Supreme Court Addresses Availability of Damages in Design Patent Infringement Cases, Reverses $399M Verdict
“Article of Manufacture” can mean the whole product or a component of that product; $399 million verdict reversed and remanded
In a case which will likely have a significant impact on damages in cases alleging infringement of design patents, the Supreme Court on December 6, 2016 announced its unanimous decision in the case of Samsung Electronics Co., Ltd., v. Apple Inc. The Court’s decision interprets the relevant statute governing damages in design patent cases and overturns a $399 million verdict against Samsung.
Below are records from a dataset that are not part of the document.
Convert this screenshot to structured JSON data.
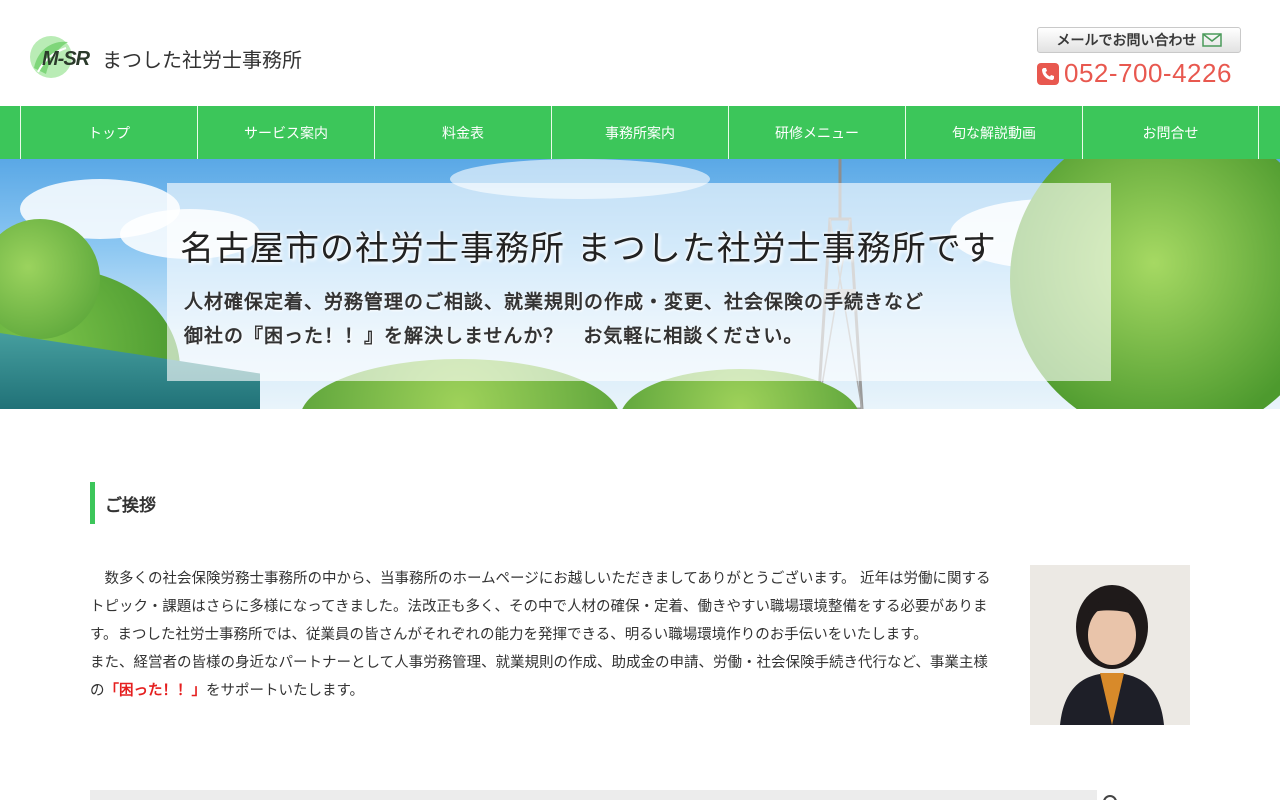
{
  "header": {
    "logo_mark": "M-SR",
    "logo_name": "まつした社労士事務所",
    "mail_button": "メールでお問い合わせ",
    "phone": "052-700-4226"
  },
  "nav": {
    "items": [
      {
        "label": "トップ"
      },
      {
        "label": "サービス案内"
      },
      {
        "label": "料金表"
      },
      {
        "label": "事務所案内"
      },
      {
        "label": "研修メニュー"
      },
      {
        "label": "旬な解説動画"
      },
      {
        "label": "お問合せ"
      }
    ]
  },
  "hero": {
    "title": "名古屋市の社労士事務所 まつした社労士事務所です",
    "sub1": "人材確保定着、労務管理のご相談、就業規則の作成・変更、社会保険の手続きなど",
    "sub2": "御社の『困った！！』を解決しませんか？　お気軽に相談ください。"
  },
  "greeting": {
    "heading": "ご挨拶",
    "para1": "　数多くの社会保険労務士事務所の中から、当事務所のホームページにお越しいただきましてありがとうございます。 近年は労働に関するトピック・課題はさらに多様になってきました。法改正も多く、その中で人材の確保・定着、働きやすい職場環境整備をする必要があります。まつした社労士事務所では、従業員の皆さんがそれぞれの能力を発揮できる、明るい職場環境作りのお手伝いをいたします。",
    "para2_before": "また、経営者の皆様の身近なパートナーとして人事労務管理、就業規則の作成、助成金の申請、労働・社会保険手続き代行など、事業主様の",
    "para2_highlight": "「困った！！」",
    "para2_after": "をサポートいたします。"
  },
  "colors": {
    "nav_green": "#3cc65a",
    "phone_red": "#e8584f",
    "highlight_red": "#e51f1f"
  }
}
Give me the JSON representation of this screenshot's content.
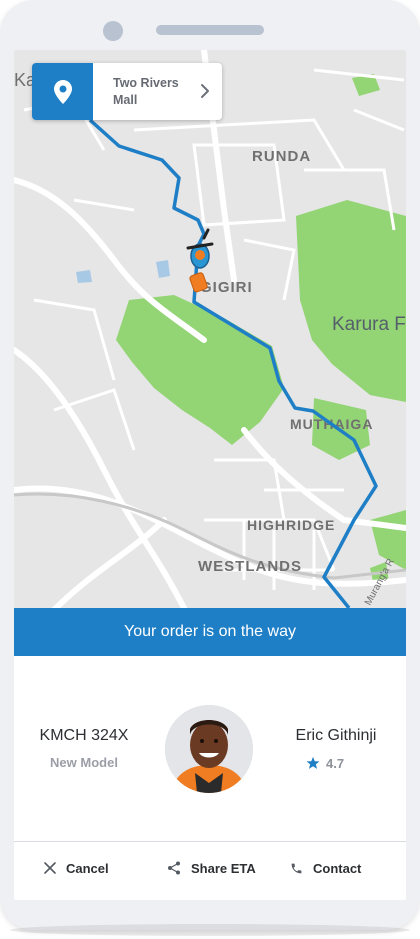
{
  "map": {
    "labels": {
      "corner_fragment": "Ka",
      "runda": "RUNDA",
      "gigiri": "GIGIRI",
      "karura": "Karura F",
      "muthaiga": "MUTHAIGA",
      "highridge": "HIGHRIDGE",
      "westlands": "WESTLANDS",
      "murang_road": "Murang'a R"
    },
    "destination": {
      "label": "Two Rivers Mall",
      "pin_icon": "location-pin-icon",
      "chevron_icon": "chevron-right-icon"
    },
    "route_color": "#1f7fc6",
    "park_color": "#93d475",
    "rider_icon": "delivery-rider-icon"
  },
  "status": {
    "message": "Your order is on the way",
    "color": "#1f7fc6"
  },
  "vehicle": {
    "plate": "KMCH 324X",
    "model": "New Model"
  },
  "driver": {
    "name": "Eric Githinji",
    "rating": "4.7",
    "avatar_icon": "driver-avatar",
    "star_icon": "star-icon"
  },
  "actions": {
    "cancel": {
      "label": "Cancel",
      "icon": "close-icon"
    },
    "share": {
      "label": "Share ETA",
      "icon": "share-icon"
    },
    "contact": {
      "label": "Contact",
      "icon": "phone-icon"
    }
  }
}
The statute that provides for damages in design patent cases refers to “any article of manufacture to which [a patented] design or colorable imitation has been applied.”1 Infringers of such a patent are liable to the owner of the patent “to the extent of his total profit.” At issue in the case before the Supreme Court was whether “any article of manufacture” must be the entire product at issue or can be a component. The Supreme Court held that “the term ‘article of manufacture’ as used in §289 encompasses both product sold to a consumer and a component of that product.”2
The case arises from a claim brought by Apple that certain Samsung smartphones infringed several design patents owned by Apple. The Court in its opinion summarizes the subject patents as three patents which cover, respectively, “a black rectangular front face with rounded corners,” a “rectangular front face with rounded corners and a raised rim,” and “a grid of 16 colorful icons on a black screen.”3 A jury found infringement and awarded $399 million in damages based upon the sale of the entire smartphone.4 At the Federal Circuit, Samsung argued that “basic causation principles” meant that the damages should have been limited to the profit attributable to the infringement.5 The Federal Circuit rejected the causation argument, citing its own previous decision interpreting the 1887 version of the statute as having “removed the apportionment requirement.”6
By the time of argument before the Supreme Court, Samsung abandoned its argument that §289 contains a causation requirement.7 Rather, the Supreme Court’s decision hinges on whether the “article of manufacture”could be a component. In reaching its conclusion, the Supreme Court noted that “article of manufacture” as used in§289 “has a broad meaning.”8 Using contemporary and historical definitions, the Court determined that “an article of manufacture, then, is simply a thing made by hand or machine” which is, in turn, “broad enough to encompass both” a product and a component. The Court found this interpretation consistent with other uses of “article of manufacture” and “any new and useful . . . manufacture” elsewhere in the patent act.9
The Court’s decision reverses and remands the case for further proceedings.10 On remand, the court will then have the opportunity to consider the interesting question of whether a group of design patents which cover the exterior of a product should be considered to cover the design of the product as a whole. In this regard, some uncertainty remains as to how the Court’s decision will be applied. Design patent holders will be inclined to obtain and enforce patents which they argue apply to whole products, while accused infringers will prefer to argue that such patents cover only components such as the case or skin of a product. This issue is likely to generate significant activity in lower Courts in the future.